The following snippet demonstrates combining three spatial filters into a single filter using any_filters():
inside_any_filter = spatial_filters.any_filters(
spatial_filters.inside_solid(surface_a),
spatial_filters.inside_solid(surface_b),
spatial_filters.inside_solid(surface_c),
)
The same result could be achieved by combining the filters using the| operator, as follows:
inside_any_filter = (
spatial_filters.inside_solid(surface_a) |
spatial_filters.inside_solid(surface_b) |
spatial_filters.inside_solid(surface_c)
)
As discussed previously with all_filters(), the main advantage of any_filters() is that it allows the sub-filters to be created dynamically.
The animation below demonstrates a script in action using any_filters(). Blocks located inside any of the three yellow cubes are coloured yellow; all other blocks are coloured cyan:
Inverting filter classifications
The classification provided by a spatial filter can be inverted to select points or blocks that are not matched by the original filter. You can achieve this either by inverting the Boolean array returned by the filter or by creating a new inverted filter using the SpatialFilter.invert() method. Inverting the array is usually faster, while the invert() method is useful when combining filters programmatically.
Inverting the Boolean array
The filter() function of a spatial filter returns a NumPy Boolean array, with one element for each point or block in the input object: True indicates a match, and False indicates no match. Because this is a NumPy array A multidimensional, homogeneous array of values provided by the NumPy library, allowing efficient storage and computation on numerical data in Python., it can be quickly inverted using the tilde operator (~). The following script uses a filter to colour points above a surface yellow, then inverts the filter to colour points below the surface cyan:
from mapteksdk.data import Surface, spatial_filters
from mapteksdk.operations import object_pick
from mapteksdk.project import Project
def main(project: Project):
surface_oid = object_pick(
object_types=(Surface), label="Pick surface to filter blocks above"
)
object_oid = object_pick(label="Pick object to filter")
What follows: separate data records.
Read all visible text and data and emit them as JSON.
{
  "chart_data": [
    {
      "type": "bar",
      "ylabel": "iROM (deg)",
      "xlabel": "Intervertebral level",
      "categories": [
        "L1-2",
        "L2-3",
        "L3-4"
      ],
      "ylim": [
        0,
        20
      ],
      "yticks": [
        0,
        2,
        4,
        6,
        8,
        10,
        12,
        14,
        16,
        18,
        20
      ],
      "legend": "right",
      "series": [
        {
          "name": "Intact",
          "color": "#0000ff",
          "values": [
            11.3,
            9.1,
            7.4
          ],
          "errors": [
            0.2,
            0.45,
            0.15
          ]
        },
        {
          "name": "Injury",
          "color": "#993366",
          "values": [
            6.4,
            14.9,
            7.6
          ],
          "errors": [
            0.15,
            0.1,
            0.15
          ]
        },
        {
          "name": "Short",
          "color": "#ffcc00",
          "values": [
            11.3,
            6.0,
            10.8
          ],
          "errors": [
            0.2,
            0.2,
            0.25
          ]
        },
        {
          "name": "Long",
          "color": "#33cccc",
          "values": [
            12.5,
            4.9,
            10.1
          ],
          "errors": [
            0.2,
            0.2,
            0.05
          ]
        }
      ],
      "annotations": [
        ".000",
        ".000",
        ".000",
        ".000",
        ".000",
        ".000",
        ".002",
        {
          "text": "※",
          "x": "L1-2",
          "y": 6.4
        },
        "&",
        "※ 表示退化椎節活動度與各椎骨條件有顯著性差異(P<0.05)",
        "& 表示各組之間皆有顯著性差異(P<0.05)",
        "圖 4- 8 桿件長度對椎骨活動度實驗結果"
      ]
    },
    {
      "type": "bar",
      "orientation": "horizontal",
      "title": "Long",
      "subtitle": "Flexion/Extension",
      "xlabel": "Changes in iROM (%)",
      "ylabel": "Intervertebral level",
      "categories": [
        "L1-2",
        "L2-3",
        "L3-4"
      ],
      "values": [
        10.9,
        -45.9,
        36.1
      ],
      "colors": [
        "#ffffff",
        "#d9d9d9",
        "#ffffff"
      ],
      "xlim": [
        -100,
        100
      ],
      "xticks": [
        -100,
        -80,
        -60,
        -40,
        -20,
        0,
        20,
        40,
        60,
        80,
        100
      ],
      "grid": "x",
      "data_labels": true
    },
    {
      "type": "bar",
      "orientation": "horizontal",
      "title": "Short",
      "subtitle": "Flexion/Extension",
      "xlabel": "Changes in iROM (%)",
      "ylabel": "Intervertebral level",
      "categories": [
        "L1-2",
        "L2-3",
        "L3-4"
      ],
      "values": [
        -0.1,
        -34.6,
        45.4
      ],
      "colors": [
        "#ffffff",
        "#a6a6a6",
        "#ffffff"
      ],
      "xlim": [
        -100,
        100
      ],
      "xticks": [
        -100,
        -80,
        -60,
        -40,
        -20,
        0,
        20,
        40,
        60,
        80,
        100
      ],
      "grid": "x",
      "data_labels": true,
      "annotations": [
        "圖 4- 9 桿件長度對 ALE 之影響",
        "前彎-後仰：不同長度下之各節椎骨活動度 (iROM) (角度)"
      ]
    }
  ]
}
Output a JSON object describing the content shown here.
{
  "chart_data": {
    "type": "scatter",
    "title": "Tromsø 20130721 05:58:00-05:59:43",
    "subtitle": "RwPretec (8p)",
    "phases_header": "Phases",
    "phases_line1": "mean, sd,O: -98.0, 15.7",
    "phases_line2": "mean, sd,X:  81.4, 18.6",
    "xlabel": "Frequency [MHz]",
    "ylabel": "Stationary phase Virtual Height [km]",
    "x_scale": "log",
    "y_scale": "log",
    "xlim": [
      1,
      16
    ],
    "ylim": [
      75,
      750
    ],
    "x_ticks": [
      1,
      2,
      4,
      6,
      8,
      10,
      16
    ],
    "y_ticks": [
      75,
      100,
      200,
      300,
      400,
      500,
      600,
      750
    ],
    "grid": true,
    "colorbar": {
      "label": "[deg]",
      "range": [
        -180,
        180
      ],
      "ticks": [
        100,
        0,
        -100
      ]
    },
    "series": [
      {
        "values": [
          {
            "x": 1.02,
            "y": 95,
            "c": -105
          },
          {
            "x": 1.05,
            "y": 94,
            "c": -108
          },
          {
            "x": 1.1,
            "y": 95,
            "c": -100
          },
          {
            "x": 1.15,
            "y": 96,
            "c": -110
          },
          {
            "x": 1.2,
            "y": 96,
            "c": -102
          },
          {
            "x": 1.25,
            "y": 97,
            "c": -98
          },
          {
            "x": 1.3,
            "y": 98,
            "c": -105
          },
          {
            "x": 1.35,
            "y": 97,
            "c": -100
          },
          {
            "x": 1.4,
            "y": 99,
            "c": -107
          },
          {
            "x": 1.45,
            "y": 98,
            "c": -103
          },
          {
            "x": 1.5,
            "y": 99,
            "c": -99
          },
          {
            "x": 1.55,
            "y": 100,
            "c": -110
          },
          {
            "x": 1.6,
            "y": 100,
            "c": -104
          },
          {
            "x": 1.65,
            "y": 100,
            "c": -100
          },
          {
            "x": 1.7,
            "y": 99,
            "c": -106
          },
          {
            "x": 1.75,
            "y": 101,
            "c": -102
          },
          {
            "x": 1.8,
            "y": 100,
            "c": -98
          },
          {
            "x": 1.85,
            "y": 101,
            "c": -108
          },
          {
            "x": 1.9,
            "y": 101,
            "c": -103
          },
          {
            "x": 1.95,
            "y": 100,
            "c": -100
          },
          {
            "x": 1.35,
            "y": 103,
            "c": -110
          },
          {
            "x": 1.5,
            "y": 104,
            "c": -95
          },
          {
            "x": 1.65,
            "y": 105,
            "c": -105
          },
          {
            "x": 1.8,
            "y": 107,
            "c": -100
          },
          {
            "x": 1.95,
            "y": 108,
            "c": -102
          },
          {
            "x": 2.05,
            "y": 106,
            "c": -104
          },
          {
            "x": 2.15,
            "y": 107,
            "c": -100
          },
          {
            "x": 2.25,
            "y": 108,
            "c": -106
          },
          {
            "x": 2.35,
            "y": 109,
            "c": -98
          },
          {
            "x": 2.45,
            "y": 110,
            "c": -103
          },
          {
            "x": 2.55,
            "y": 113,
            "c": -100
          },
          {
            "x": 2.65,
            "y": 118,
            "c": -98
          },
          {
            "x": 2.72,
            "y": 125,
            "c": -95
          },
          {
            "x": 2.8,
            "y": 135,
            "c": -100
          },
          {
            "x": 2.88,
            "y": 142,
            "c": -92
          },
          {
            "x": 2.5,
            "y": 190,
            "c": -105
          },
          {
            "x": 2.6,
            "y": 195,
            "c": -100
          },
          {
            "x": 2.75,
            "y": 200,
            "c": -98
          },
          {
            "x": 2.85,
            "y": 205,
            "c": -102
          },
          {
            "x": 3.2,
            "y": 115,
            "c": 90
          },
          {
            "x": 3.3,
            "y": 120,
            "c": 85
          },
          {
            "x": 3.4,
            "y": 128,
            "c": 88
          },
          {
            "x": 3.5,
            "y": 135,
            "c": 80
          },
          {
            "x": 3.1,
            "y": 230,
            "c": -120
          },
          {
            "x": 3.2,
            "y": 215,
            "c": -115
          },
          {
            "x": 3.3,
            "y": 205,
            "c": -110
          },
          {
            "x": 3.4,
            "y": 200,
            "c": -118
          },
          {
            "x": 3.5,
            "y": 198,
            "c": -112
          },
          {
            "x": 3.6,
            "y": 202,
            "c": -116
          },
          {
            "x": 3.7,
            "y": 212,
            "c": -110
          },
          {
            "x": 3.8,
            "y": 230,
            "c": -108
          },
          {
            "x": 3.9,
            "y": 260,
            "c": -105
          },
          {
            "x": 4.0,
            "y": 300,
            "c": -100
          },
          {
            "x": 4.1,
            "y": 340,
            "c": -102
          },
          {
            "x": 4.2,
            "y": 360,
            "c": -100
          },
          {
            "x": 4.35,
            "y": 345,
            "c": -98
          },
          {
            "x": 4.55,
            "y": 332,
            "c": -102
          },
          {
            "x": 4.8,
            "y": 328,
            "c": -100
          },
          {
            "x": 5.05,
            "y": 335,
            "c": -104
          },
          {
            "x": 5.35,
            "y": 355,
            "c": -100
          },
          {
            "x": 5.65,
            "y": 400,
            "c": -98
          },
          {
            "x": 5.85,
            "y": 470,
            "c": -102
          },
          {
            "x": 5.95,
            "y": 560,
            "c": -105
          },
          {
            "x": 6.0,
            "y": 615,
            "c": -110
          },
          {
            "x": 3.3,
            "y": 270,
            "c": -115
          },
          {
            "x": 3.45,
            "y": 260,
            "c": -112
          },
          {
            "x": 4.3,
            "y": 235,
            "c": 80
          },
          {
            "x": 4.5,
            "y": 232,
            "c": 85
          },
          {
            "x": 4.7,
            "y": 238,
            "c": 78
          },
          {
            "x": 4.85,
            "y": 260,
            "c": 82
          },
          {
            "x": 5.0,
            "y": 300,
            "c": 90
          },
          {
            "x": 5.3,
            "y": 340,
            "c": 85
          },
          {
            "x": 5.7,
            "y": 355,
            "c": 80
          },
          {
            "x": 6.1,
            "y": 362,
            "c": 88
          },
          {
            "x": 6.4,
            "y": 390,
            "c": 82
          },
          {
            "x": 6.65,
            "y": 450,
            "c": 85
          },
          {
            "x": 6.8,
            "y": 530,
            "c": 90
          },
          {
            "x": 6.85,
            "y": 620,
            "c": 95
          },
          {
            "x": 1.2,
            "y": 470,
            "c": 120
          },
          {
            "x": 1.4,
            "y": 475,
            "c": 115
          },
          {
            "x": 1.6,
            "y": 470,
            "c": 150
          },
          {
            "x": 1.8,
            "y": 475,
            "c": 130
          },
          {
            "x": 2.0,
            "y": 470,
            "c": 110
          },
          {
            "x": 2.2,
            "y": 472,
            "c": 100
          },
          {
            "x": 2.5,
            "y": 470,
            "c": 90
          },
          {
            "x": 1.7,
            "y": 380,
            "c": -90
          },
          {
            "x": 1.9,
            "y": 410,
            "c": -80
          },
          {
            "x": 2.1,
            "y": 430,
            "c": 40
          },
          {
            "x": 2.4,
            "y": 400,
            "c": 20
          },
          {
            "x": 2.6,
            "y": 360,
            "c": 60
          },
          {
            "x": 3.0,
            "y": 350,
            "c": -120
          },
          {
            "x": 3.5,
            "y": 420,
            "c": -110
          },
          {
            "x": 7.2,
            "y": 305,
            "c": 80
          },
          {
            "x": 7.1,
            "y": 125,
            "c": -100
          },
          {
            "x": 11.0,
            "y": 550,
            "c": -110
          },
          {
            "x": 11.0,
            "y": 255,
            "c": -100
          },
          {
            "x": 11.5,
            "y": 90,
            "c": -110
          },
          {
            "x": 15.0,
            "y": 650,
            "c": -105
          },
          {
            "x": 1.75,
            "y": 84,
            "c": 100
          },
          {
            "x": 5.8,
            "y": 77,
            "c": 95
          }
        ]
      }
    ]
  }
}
spatial_filter = spatial_filters.above_surface(surface_oid)
with project.edit(object_oid) as data_object:
matched_primitives = spatial_filter.filter(data_object)
if hasattr(data_object, "point_colours"):
data_object.point_colours[matched_primitives] = [220, 220, 0, 255]
data_object.point_colours[~matched_primitives] = [0, 220, 220, 255]
elif hasattr(data_object, "block_colours"):
data_object.block_colours[matched_primitives] = [220, 220, 0, 255]
data_object.block_colours[~matched_primitives] = [0, 220, 220, 255]
else:
# This should be unreachable, as the call to `filter()` should
# have failed in this case.
raise RuntimeError("Unable to filter object!")
if __name__ == "__main__":
with Project() as main_project:
with main_project.undo():
main(main_project)
The following animation shows this script in action:
Inverting a spatial filter
Alternatively, the SpatialFilter.invert() method can be used to create a new spatial filter that matches any point or block not matched by the original filter. In many cases, it is more efficient to invert the Boolean array returned by filter() using NumPy, because using invert() creates a new filter, which effectively runs the original filter twice and can double the script’s runtime.
The invert() method is most useful when a filter needs to be inverted before being combined with other filters using & or |. Note that inverting a filter is not the same as using the opposite filter. For example, the following filter:
spatial_filters.above_surface(surface_id).invert()
is not equivalent to this filter:
spatial_filters.below_surface(surface_id)
The correct equivalent is as follows:
spatial_filters.below_surface(surface_id, include_on=True) | spatial_filters.outside_surface_extent(surface_id)
This is because it inverts both the side of the surface and the inclusion of points on or outside the surface.